TUNISIE
15/05/2019 13h:06 CET

Après les réactions à la lettre de Ben Ali: Les Tunisiens "attendent qu’il prenne directement la parole" affirme Mounir Ben Salha

“Les Tunisiens s’attendaient à quelque chose de plus spectaculaire. Moi ce que je comprend de ces réactions, c’est qu’ils attendent qu’il prenne directement la parole" a-t-il commenté.

L’ancien dictateur déchu, Zine El Abidine Ben Ali, a publié, via son avocat Mounir Ben Salha, une lettre adressée aux Tunisiens, au sein de laquelle il promet de revenir en Tunisie et démentant les rumeurs sur son état de santé.

“C’est une lettre du président Ben Ali. Il m’a demandé mon avis, je lui ai dit qu’il était dans son droit de répondre. Il a demandé à ce que cela soit fait à travers son avocat pour que ce soit fait de façon officielle, car il lui est difficile de répondre directement” a expliqué Mounir Ben Salha sur les ondes de la radio Mosaïque FM indiquant qu’ “il ne lui est pas expressément interdit par l’Arabie Saoudite de s’exprimer directement, mais qu’il y a des règles implicites” à suivre puisque c’est la deuxième fois que Ben Ali s’adresse de la sorte aux Tunisiens après 2016: “Toutes les autres qui lui ont été prêtées sont fausses” a-t-il souligné.

Selon lui, Ben Ali n’allait pas risquer “d’insulter untel ou untel ou de parler de la situation au Moyen-Orient ou en Tunisie ou encore de parler des élections en Tunisie. Il sait que cela aurait dérangé l’Arabie Saoudite (...) Il savait donc très bien ce qu’il pouvait dire et ce qu’il ne pouvait pas dire”.
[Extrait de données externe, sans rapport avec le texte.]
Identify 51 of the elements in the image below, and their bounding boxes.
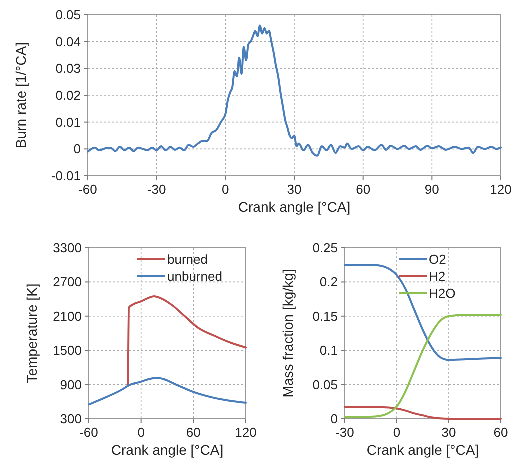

Quant aux raisons ayant poussé l’ex-dictateur déchu à s’exprimer, son avocat explique que les dernières rumeurs sur son état de santé “l’ont beaucoup affecté (...) Il a voulu rassurer les Tunisiens parce qu’il a reçu beaucoup de lettres de soutien”. 

Même si ce n’est pas la première fois que de telles rumeurs sortent, Ben Salha déplore le fait “que certains journalistes sortent cette carte quand il n’y a pas d’informations (...) Depuis 2011, je les ai comptés, Ben Ali serait mort 168 fois” dit-il.

S’il n’a choisi qu’aujourd’hui pour s’exprimer, c’est parce que “la rumeur est cette fois-ci venue de Tunisie. Avant, elle venait de chaines étrangères ou de sites arabes. Or cette fois-ci, la rumeur a émané de politiciens tunisiens”.

Interrogé sur les réactions du public face à cette lettre, et notamment la remise en cause de son authenticité par plusieurs internautes, Ben Salha rétorque: ″Je n’ai fait que publier ce qu’il a voulu que l’on publie. Je ne suis pas responsable du contenu” dit-il. “Je pensais qu’il allait citer les noms de certains hommes politiques tunisiens dans sa lettre, mais il n’y avait aucun nom. Peut-être qu’il a voulu agir en tant qu’ancien responsable de l’État”.

“Les Tunisiens s’attendaient à quelque chose de plus spectaculaire. Moi ce que je comprend de ces réactions, c’est qu’ils attendent qu’il prenne directement la parole. Moi même j’aurais souhaité qu’il le fasse” a-t-il conclu.

Plus tôt dans la journée, Mounir Ben Salha avait publié une lettre de l’ancien dictateur déchu, Zine El Abidine Ben Ali, dans laquelle ce dernier avait affiché sa volonté de revenir en Tunisie: “Soyez certains, je reviendrai, si Dieu le veut”.

Il a en outre rassuré sur son état de santé déplorant au passage “la récupération politique” autour de sa personne.

En fuite en Arabie Saoudite depuis le 14 janvier 2011, Zine El Abidine Ben Ali n’a fait depuis aucune sortie médiatique et reste très discret. Son avocat avait récemment annoncé qu’un livre était en préparation.